Defense Secretary Pete Hegseth used the encrypted app Signal to discuss Pentagon operations significantly more than previously known, including for information about military strikes and daily planning, according to a Wall Street Journal exclusive report. He reportedly managed at least a dozen Signal chats and once directed aides to notify foreign governments of a U.S. operation through the app.
Hegseth sometimes sent these messages from an unsecured Pentagon line or personal device. The Journal reported Marine Col. Ricky Buria, Hegseth’s military aide, posted operational details ahead of U.S. strikes in Yemen in a Signal chat that included Hegseth’s family members.
One chat included Hegseth’s wife, brother and private attorney. According to the Journal, officials familiar with the practice said some messages disappeared without archiving, a feature of the Signal app, potentially violating federal record-keeping laws.
Last month, the Pentagon’s Office of the Inspector General began a review of whether Hegseth and other personnel followed Department of Defense policy on commercial messaging apps.
During a recent interview with NBC’s “Meet the Press,” Trump said Hegseth will remain in his position and praised the Defense secretary’s leadership despite the ongoing review.
What is the inspector general reviewing?
Acting Inspector General Steven Stebbins launched the review in response to a letter from Sens. Jack Reed, D-R.I., and Roger Wicker, R-Miss., who cited bipartisan concerns that a journalist had been added to a Signal chat discussing classified airstrike details.
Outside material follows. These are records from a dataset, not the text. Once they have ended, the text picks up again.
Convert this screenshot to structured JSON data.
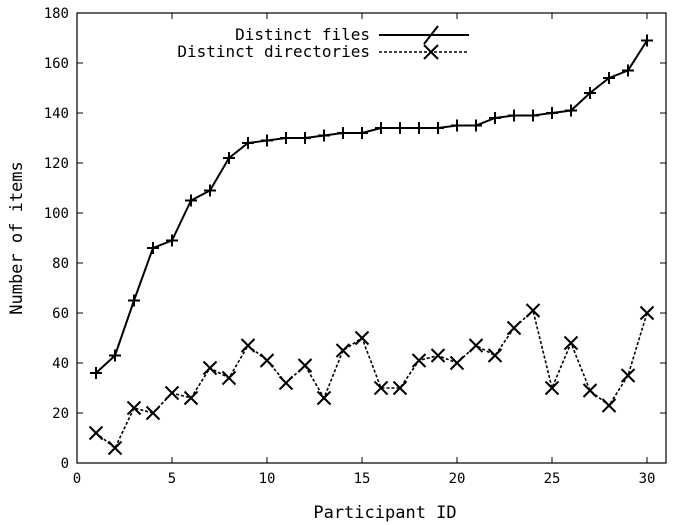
{
  "chart_data": {
    "type": "line",
    "title": "",
    "xlabel": "Participant ID",
    "ylabel": "Number of items",
    "xlim": [
      0,
      31
    ],
    "ylim": [
      0,
      180
    ],
    "xticks": [
      0,
      5,
      10,
      15,
      20,
      25,
      30
    ],
    "yticks": [
      0,
      20,
      40,
      60,
      80,
      100,
      120,
      140,
      160,
      180
    ],
    "grid": false,
    "legend_position": "top-center",
    "x": [
      1,
      2,
      3,
      4,
      5,
      6,
      7,
      8,
      9,
      10,
      11,
      12,
      13,
      14,
      15,
      16,
      17,
      18,
      19,
      20,
      21,
      22,
      23,
      24,
      25,
      26,
      27,
      28,
      29,
      30
    ],
    "series": [
      {
        "name": "Distinct files",
        "line_style": "solid",
        "marker": "plus",
        "color": "#000000",
        "values": [
          36,
          43,
          65,
          86,
          89,
          105,
          109,
          122,
          128,
          129,
          130,
          130,
          131,
          132,
          132,
          134,
          134,
          134,
          134,
          135,
          135,
          138,
          139,
          139,
          140,
          141,
          148,
          154,
          157,
          169
        ]
      },
      {
        "name": "Distinct directories",
        "line_style": "dotted",
        "marker": "cross",
        "color": "#000000",
        "values": [
          12,
          6,
          22,
          20,
          28,
          26,
          38,
          34,
          47,
          41,
          32,
          39,
          26,
          45,
          50,
          30,
          30,
          41,
          43,
          40,
          47,
          43,
          54,
          61,
          30,
          48,
          29,
          23,
          35,
          60
        ]
      }
    ]
  }
}
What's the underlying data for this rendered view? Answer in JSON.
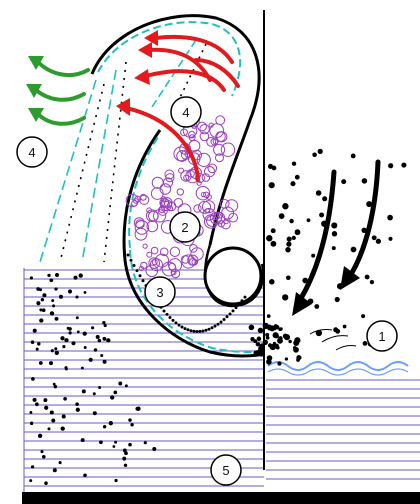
{
  "labels": [
    {
      "id": "l1",
      "text": "1"
    },
    {
      "id": "l2",
      "text": "2"
    },
    {
      "id": "l3",
      "text": "3"
    },
    {
      "id": "l4a",
      "text": "4"
    },
    {
      "id": "l4b",
      "text": "4"
    },
    {
      "id": "l5",
      "text": "5"
    }
  ],
  "colors": {
    "outline": "#000000",
    "water_lines": "#6a5acd",
    "surface_wave": "#6aa0ff",
    "spray": "#1fc0c0",
    "arrows_red": "#e31a1c",
    "arrows_green": "#2e9b2e",
    "bubbles": "#9b3fbf"
  }
}
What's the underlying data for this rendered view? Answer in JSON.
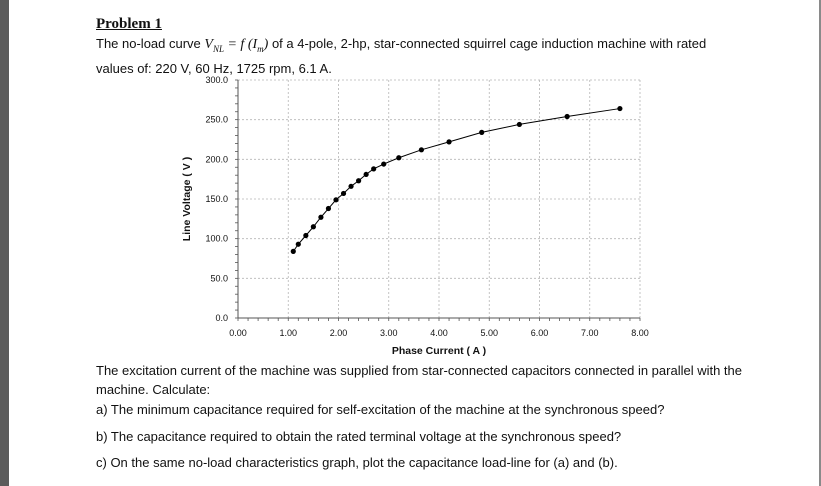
{
  "problem_title": "Problem 1",
  "intro_before": "The no-load curve ",
  "equation": "V",
  "eq_sub": "NL",
  "eq_rest": " = f (I",
  "eq_sub2": "m",
  "eq_end": ")",
  "intro_after": " of a 4-pole, 2-hp, star-connected squirrel cage induction machine with rated",
  "intro_line2": "values of: 220 V, 60 Hz, 1725 rpm, 6.1 A.",
  "description": "The excitation current of the machine was supplied from star-connected capacitors connected in parallel with the machine. Calculate:",
  "questions": [
    "a)  The minimum capacitance required for self-excitation of the machine at the synchronous speed?",
    "b)  The capacitance required to obtain the rated terminal voltage at the synchronous speed?",
    "c)  On the same no-load characteristics graph, plot the capacitance load-line for (a) and (b)."
  ],
  "chart_data": {
    "type": "line",
    "xlabel": "Phase Current ( A )",
    "ylabel": "Line Voltage ( V )",
    "xlim": [
      0,
      8
    ],
    "ylim": [
      0,
      300
    ],
    "x_ticks": [
      "0.00",
      "1.00",
      "2.00",
      "3.00",
      "4.00",
      "5.00",
      "6.00",
      "7.00",
      "8.00"
    ],
    "y_ticks": [
      "0.0",
      "50.0",
      "100.0",
      "150.0",
      "200.0",
      "250.0",
      "300.0"
    ],
    "grid": true,
    "series": [
      {
        "x": [
          1.1,
          1.2,
          1.35,
          1.5,
          1.65,
          1.8,
          1.95,
          2.1,
          2.25,
          2.4,
          2.55,
          2.7,
          2.9,
          3.2,
          3.65,
          4.2,
          4.85,
          5.6,
          6.55,
          7.6
        ],
        "y": [
          84,
          93,
          104,
          115,
          127,
          138,
          149,
          157,
          166,
          173,
          181,
          188,
          194,
          202,
          212,
          222,
          234,
          244,
          254,
          264
        ]
      }
    ]
  }
}
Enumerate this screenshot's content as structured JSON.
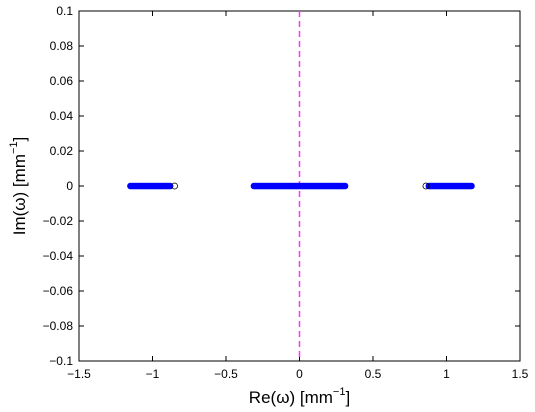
{
  "chart_data": {
    "type": "scatter",
    "xlabel": {
      "prefix": "Re(ω) [mm",
      "sup": "−1",
      "suffix": "]"
    },
    "ylabel": {
      "prefix": "Im(ω) [mm",
      "sup": "−1",
      "suffix": "]"
    },
    "xlim": [
      -1.5,
      1.5
    ],
    "ylim": [
      -0.1,
      0.1
    ],
    "xticks": [
      -1.5,
      -1,
      -0.5,
      0,
      0.5,
      1,
      1.5
    ],
    "xtick_labels": [
      "−1.5",
      "−1",
      "−0.5",
      "0",
      "0.5",
      "1",
      "1.5"
    ],
    "yticks": [
      -0.1,
      -0.08,
      -0.06,
      -0.04,
      -0.02,
      0,
      0.02,
      0.04,
      0.06,
      0.08,
      0.1
    ],
    "ytick_labels": [
      "−0.1",
      "−0.08",
      "−0.06",
      "−0.04",
      "−0.02",
      "0",
      "0.02",
      "0.04",
      "0.06",
      "0.08",
      "0.1"
    ],
    "grid": false,
    "reference_line": {
      "orientation": "vertical",
      "x": 0,
      "style": "dashed",
      "color": "#ff33ff"
    },
    "marker_colors": {
      "filled": "#0000ff",
      "open": "#000000"
    },
    "series": [
      {
        "marker": "filled-circle",
        "color": "#0000ff",
        "y_constant": 0,
        "clusters": [
          {
            "x_from": -1.15,
            "x_to": -0.88,
            "count": 26
          },
          {
            "x_from": -0.31,
            "x_to": 0.31,
            "count": 60
          },
          {
            "x_from": 0.88,
            "x_to": 1.17,
            "count": 28
          }
        ]
      },
      {
        "marker": "open-circle",
        "color": "#000000",
        "points": [
          {
            "x": -0.85,
            "y": 0
          },
          {
            "x": 0.86,
            "y": 0
          }
        ]
      }
    ]
  }
}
Unbiased. Straight Facts.TM
A 2023 Pentagon policy prohibits using unmanaged apps like Signal, WhatsApp and iMessage for sharing non-public DOD information without formal approval.
The senators cited reports that officials mistakenly added Atlantic editor-in-chief Jeffrey Goldberg to a group chat with National Security Council members. According to the letter, the chat involved details about U.S. military operations in Yemen and raised questions about using unclassified networks to share sensitive information.
The investigation focuses on whether officials improperly handled sensitive or classified information.
One Signal message included specific timing for F-18, MQ-9 Reaper drone, Tomahawk missile strikes as well as target location intelligence. Although the White House later said the messages did not contain classified material, Reed criticized the communication as dangerous to U.S. troops.
Expanded investigation
The inspector general expanded the investigation to include a second Signal chat that reportedly included Hegseth’s wife, brother and military aide. According to The Wall Street Journal, officials familiar with the probe said investigators are also examining who manually transferred information from a classified system into Hegseth’s Signal chats ahead of U.S. strikes on Yemen.
The Journal reported that Gen. Michael “Erik” Kurilla sent a secure message with strike details through a classified email system and within minutes, portions of that information appeared in one of Hegseth’s Signal groups.
Stebbins’ office can investigate the full extent of any potential breaches without notifying Congress, according to the Journal. Reed said the second chat raised the same concerns as the first and fell squarely within the inspector general’s scope.
Republican lawmakers defended Hegseth’s intent but raised concerns over judgment. GOP Sen. Thom Tillis called it “at best a rookie mistake, at worst really bad judgment.”
The inspector general has not given a timeline for completing the review and may expand the scope as needed. The Pentagon did not respond to the Wall Street Journal’s request for comment.
It’s unclear whether the investigation will lead to disciplinary action or policy changes. The case remains open as investigators examine Signal chat threads and the manual transfer of sensitive strike data.
What are the restrictions on using apps like Signal at the Pentagon?
A 2023 Department of Defense memo, reviewed by SAN, outlines strict limits on mobile app use for official business. Unless specifically approved, it prohibits conducting any work involving Controlled Unclassified Information (CUI) through commercial messaging platforms.
“Unmanaged apps” like Signal, WhatsApp and iMessage are unauthorized for accessing, storing or transmitting non-public DOD information. These platforms require a formal exception to policy (E2P) from the DOD’s chief information officer. Even on approved devices, these apps cannot handle sensitive content unless governed by a secure enterprise system. It’s unclear whether Signal received such approval under Hegseth’s leadership.
Multiple administrations, including former President Joe Biden’s, used the Signal app. Director of National Intelligence Tulsi Gabbard told Congress that some official devices came pre-installed with Signal, prompting questions about consistent policy enforcement.
How do DOD mobile app guidelines apply to this case?
Apps fall into two categories: managed and unmanaged. Managed apps, monitored by a secure enterprise framework, may handle content up to the CUI level. The guidance bars unmanaged apps from accessing non-public DOD data.
The memo requires officials to preserve messages involving official business as federal records. They must archive any messages sent or received on government-issued or approved personal devices within 20 days. Additional restrictions apply to apps with geolocation or chat features, particularly in operational environments.
Former National Security Adviser Mike Waltz, previously identified as the official who added Goldberg to a Signal chat, lost favor within the administration. President Donald Trump announced he would reassign Waltz and nominate him as U.S. ambassador to the United Nations.